Answer: This is a reasonably common problem that people encounter when using database mirroring and a production failure like this often happens because no failover testing is conducted after database mirroring is implemented. We became involved after the failed failover.

To avoid taking production downtime, we duplicated the mirroring environment on the client’s test systems. After confirming that the application and database mirroring were working, we powered down the principal server and the application completely hung.

We checked that the mirror server had successfully initiated a failover and was online as the principal server. We also checked that the mirror database was online, could be used locally on the new principal server, and the principal server was accessible from a remote client, like the application uses.

This led us to check the application. We talked to the developer, who confirmed the application was using ADO.NET to connect to SQL Server and was using explicit client redirection, specifying the mirror server name in the ConnectionString property of the SqlConnection. (As an aside, it is always better to use explicit client redirection rather than relying on the mirror server name being cached automatically on the client once a connection has been made – implicit client redirection).

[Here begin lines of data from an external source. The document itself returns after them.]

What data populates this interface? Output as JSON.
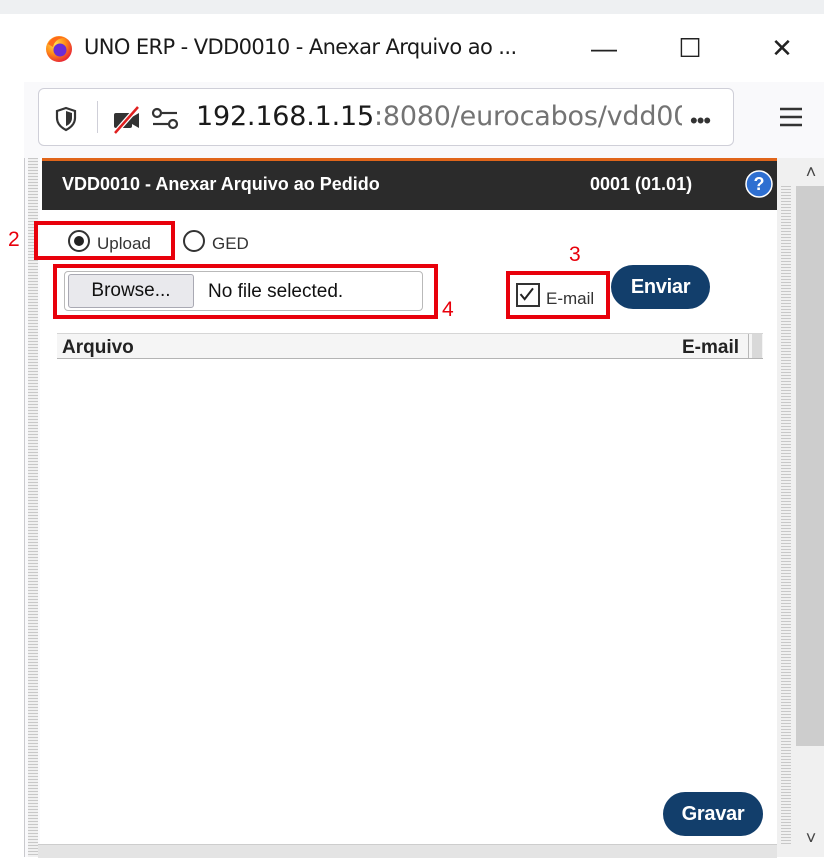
{
  "window": {
    "title": "UNO ERP - VDD0010 - Anexar Arquivo ao ...",
    "minimize": "—",
    "maximize": "☐",
    "close": "✕"
  },
  "urlbar": {
    "host": "192.168.1.15",
    "rest": ":8080/eurocabos/vdd001C",
    "more": "•••"
  },
  "scroll": {
    "up": "˄",
    "down": "˅"
  },
  "header": {
    "title": "VDD0010 - Anexar Arquivo ao Pedido",
    "code": "0001 (01.01)",
    "help_icon": "question-circle-icon",
    "accent_color": "#e0651a"
  },
  "form": {
    "source_options": [
      {
        "label": "Upload",
        "selected": true
      },
      {
        "label": "GED",
        "selected": false
      }
    ],
    "browse_label": "Browse...",
    "file_status": "No file selected.",
    "email_label": "E-mail",
    "email_checked": true,
    "send_label": "Enviar"
  },
  "grid": {
    "columns": [
      "Arquivo",
      "E-mail"
    ],
    "rows": []
  },
  "footer": {
    "save_label": "Gravar"
  },
  "annotations": [
    "2",
    "3",
    "4"
  ],
  "colors": {
    "button": "#123e6b",
    "annotation": "#e8000b"
  }
}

So why wasn’t the application failing over?

We dug deeper into how the application was handling connection failures and discovered that it was not coded to cope with the existing connection failing at all! Basically the application would open a connection to SQL Server when the application initialized and would never attempt to reconnect.

It turns out that although the DBAs had implemented database mirroring, no-one had discussed high availability with the application developer and so the application code was not changed. After re-working the connection layer in the application to cope with connection failures and implement reconnection logic, it worked perfectly after a database mirroring failover.

The moral of the story is that anything connecting to SQL Server has to be architected to cope with connection failures that occur and reconnect so that failover works correctly. In this case, our client would have discovered the problem during testing if they had tried a database mirroring failover before going into production.